Amend Manual of Surface Movement Guidance and Control systems (SMGCS) (ICAO Doc 9476) to read:

Appendix A 2.4 Stop bars – A stop bar consists of a series of red lights perpendicular to the taxiway centre line at the point where it is desired that an aircraft traffic stop. In general its location coincides with that of the taxiway holding position marking. The lights are operated by air traffic control to indicate when an aircraft traffic should stop and when it should proceed. This is particularly useful when used in conjunction with selectively switchable taxiway centre line lights.

Appendix B – Additional text on stop bars in ICAO Annex 14 Aerodromes

5.3.19.3 Recommendation.— A stop bar should be provided at an intermediate holding position when it is desired to supplement markings with lights and to provide traffic control by visual means.

5.3.19.4 Recommendation.— Where the normal stop bar lights might be obscured (from a pilot’s view), for example, by snow or rain, or where a pilot may be required to stop the aircraft in a position so close to the lights that they are blocked from view by the structure of the aircraft, then a pair of elevated lights should be added to each end of the stop bar.

5.3.19.7 Stop bars installed at a runway-holding position shall be unidirectional and shall show red in the direction of approach to the runway.

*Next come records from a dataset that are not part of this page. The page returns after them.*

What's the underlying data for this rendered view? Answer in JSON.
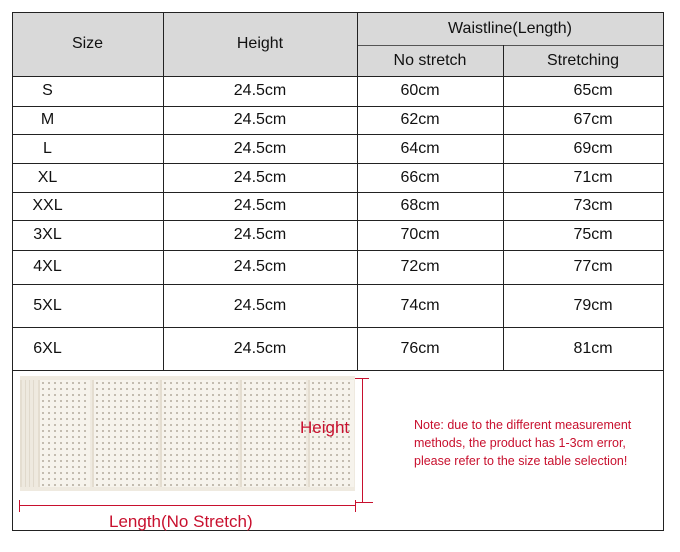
{
  "table": {
    "headers": {
      "size": "Size",
      "height": "Height",
      "waistline": "Waistline(Length)",
      "no_stretch": "No stretch",
      "stretching": "Stretching"
    },
    "rows": [
      {
        "size": "S",
        "height": "24.5cm",
        "no_stretch": "60cm",
        "stretching": "65cm"
      },
      {
        "size": "M",
        "height": "24.5cm",
        "no_stretch": "62cm",
        "stretching": "67cm"
      },
      {
        "size": "L",
        "height": "24.5cm",
        "no_stretch": "64cm",
        "stretching": "69cm"
      },
      {
        "size": "XL",
        "height": "24.5cm",
        "no_stretch": "66cm",
        "stretching": "71cm"
      },
      {
        "size": "XXL",
        "height": "24.5cm",
        "no_stretch": "68cm",
        "stretching": "73cm"
      },
      {
        "size": "3XL",
        "height": "24.5cm",
        "no_stretch": "70cm",
        "stretching": "75cm"
      },
      {
        "size": "4XL",
        "height": "24.5cm",
        "no_stretch": "72cm",
        "stretching": "77cm"
      },
      {
        "size": "5XL",
        "height": "24.5cm",
        "no_stretch": "74cm",
        "stretching": "79cm"
      },
      {
        "size": "6XL",
        "height": "24.5cm",
        "no_stretch": "76cm",
        "stretching": "81cm"
      }
    ]
  },
  "diagram": {
    "height_label": "Height",
    "length_label": "Length(No Stretch)"
  },
  "note": {
    "lines": [
      "Note: due to the different measurement",
      "methods, the product has 1-3cm error,",
      "please refer to the size table selection!"
    ]
  },
  "colors": {
    "header_bg": "#d9d9d9",
    "annotation_red": "#c8102e"
  }
}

5.3.19.8 Where the additional lights specified in 5.3.19.4 are provided, these lights shall have the same characteristics as the lights in the stop bar, but shall be visible to approaching aircraft up to the stop bar position.

5.3.19.9 Selectively switchable stop bars shall be installed in conjunction with at least three taxiway centre line lights (extending for a distance of at least 90 m from the stop bar) in the direction that it is intended for an aircraft to proceed from the stop bar.

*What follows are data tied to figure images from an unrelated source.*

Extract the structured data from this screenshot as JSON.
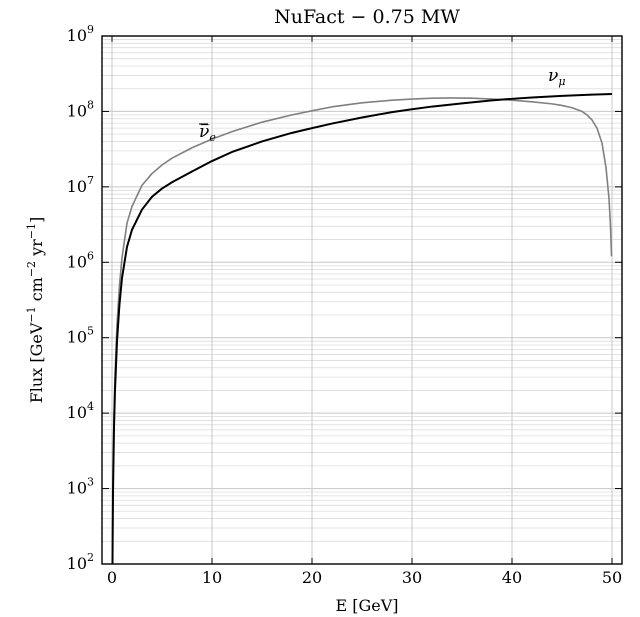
{
  "chart_data": {
    "type": "line",
    "title": "NuFact − 0.75 MW",
    "xlabel": "E [GeV]",
    "ylabel": {
      "base": "Flux [GeV",
      "sup1": "−1",
      "mid1": " cm",
      "sup2": "−2",
      "mid2": " yr",
      "sup3": "−1",
      "end": "]"
    },
    "xlim": [
      -1,
      51
    ],
    "ylim": [
      100,
      1000000000
    ],
    "yscale": "log",
    "grid": true,
    "x_ticks": [
      "0",
      "10",
      "20",
      "30",
      "40",
      "50"
    ],
    "x_tick_values": [
      0,
      10,
      20,
      30,
      40,
      50
    ],
    "y_ticks": [
      {
        "base": "10",
        "exp": "2",
        "value": 100
      },
      {
        "base": "10",
        "exp": "3",
        "value": 1000
      },
      {
        "base": "10",
        "exp": "4",
        "value": 10000
      },
      {
        "base": "10",
        "exp": "5",
        "value": 100000
      },
      {
        "base": "10",
        "exp": "6",
        "value": 1000000
      },
      {
        "base": "10",
        "exp": "7",
        "value": 10000000
      },
      {
        "base": "10",
        "exp": "8",
        "value": 100000000
      },
      {
        "base": "10",
        "exp": "9",
        "value": 1000000000
      }
    ],
    "series": [
      {
        "name": "ν̅e",
        "label_text": "ν̅",
        "label_sub": "e",
        "color": "#808080",
        "x": [
          0.05,
          0.1,
          0.2,
          0.3,
          0.5,
          0.75,
          1,
          1.5,
          2,
          3,
          4,
          5,
          6,
          8,
          10,
          12,
          15,
          18,
          20,
          22,
          25,
          28,
          30,
          32,
          34,
          36,
          38,
          40,
          42,
          44,
          45,
          46,
          47,
          47.5,
          48,
          48.5,
          49,
          49.4,
          49.7,
          49.85,
          49.95
        ],
        "y": [
          155,
          1200,
          9500,
          32000,
          150000,
          500000,
          1150000,
          3300000,
          5500000,
          10500000,
          15000000,
          19500000,
          24000000,
          33000000,
          43000000,
          54000000,
          72000000,
          90000000,
          102000000,
          115000000,
          130000000,
          141000000,
          146000000,
          150000000,
          151000000,
          150000000,
          146000000,
          141000000,
          134000000,
          126000000,
          120000000,
          112000000,
          100000000,
          90000000,
          77000000,
          60000000,
          38000000,
          18000000,
          7000000,
          3000000,
          1200000
        ]
      },
      {
        "name": "νμ",
        "label_text": "ν",
        "label_sub": "μ",
        "color": "#000000",
        "x": [
          0.05,
          0.1,
          0.2,
          0.3,
          0.5,
          0.75,
          1,
          1.5,
          2,
          3,
          4,
          5,
          6,
          8,
          10,
          12,
          15,
          18,
          20,
          22,
          25,
          28,
          30,
          32,
          35,
          38,
          40,
          42,
          45,
          48,
          50
        ],
        "y": [
          105,
          900,
          6500,
          20000,
          90000,
          280000,
          620000,
          1600000,
          2700000,
          5000000,
          7400000,
          9500000,
          11500000,
          16000000,
          22000000,
          29000000,
          40000000,
          52000000,
          60000000,
          69000000,
          83000000,
          98000000,
          107000000,
          116000000,
          128000000,
          140000000,
          147000000,
          153000000,
          161000000,
          167000000,
          170000000
        ]
      }
    ]
  }
}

Note.— See 5.3.16.12 for provisions concerning the spacing of taxiway centre line lights.

5.3.19.10 The intensity in red light and beam spreads of stop bar lights shall be in accordance with the specifications in Appendix 2, Figures A2-12 through A2-16, as appropriate.

5.3.19.11 Recommendation.— Where stop bars are specified as components of an advanced surface movement guidance and control system and where, from an operational point of view, higher intensities are required to maintain ground movements at a certain speed in very low visibilities or in bright daytime conditions, the intensity in red light and beam spreads of stop bar lights should be in accordance with the specifications of Appendix 2, Figure A2-17, A2-18 or A2-19.

Note.— High-intensity stop bars should only be used in case of an absolute necessity and following a specific study.

5.3.19.12 Recommendation.— Where a wide beam fixture is required, the intensity in red light and beam spreads of stop bar lights should be in accordance with the specifications of Appendix 2, Figure A2-17 or A2-19.

5.3.19.13 The lighting circuit shall be designed so that:

a) stop bars located across entrance taxiways are selectively switchable;

b) stop bars located across taxiways intended to be used only as exit taxiways are switchable selectively or in groups;

c) when a stop bar is illuminated, any taxiway centre line lights installed beyond the stop bar shall be extinguished for a distance of at least 90 m; and

d) stop bars shall be interlocked with the taxiway centre line lights so that when the centre line lights beyond the stop bar are illuminated the stop bar is extinguished and vice versa.

Note 1.— A stop bar is switched on to indicate that traffic stop and switched off to indicate that traffic proceed.

Note 2.— Care is required in the design of the electrical system to ensure that all of the lights of a stop bar will not fail at the same time. Guidance on this issue is given in the Aerodrome Design Manual, Part 5.

5.3.20 Intermediate holding position lights

Note.— See 5.2.11 for specifications on intermediate holding position marking.

Application

5.3.20.1 Except where a stop bar has been installed, intermediate holding position lights shall be provided at an intermediate holding position intended for use in runway visual range conditions less than a value of 350 m.

5.3.20.2

Recommendation.— Intermediate holding position lights should be provided at an intermediate holding position where there is no need for stop-and-go signals as provided by a stop bar.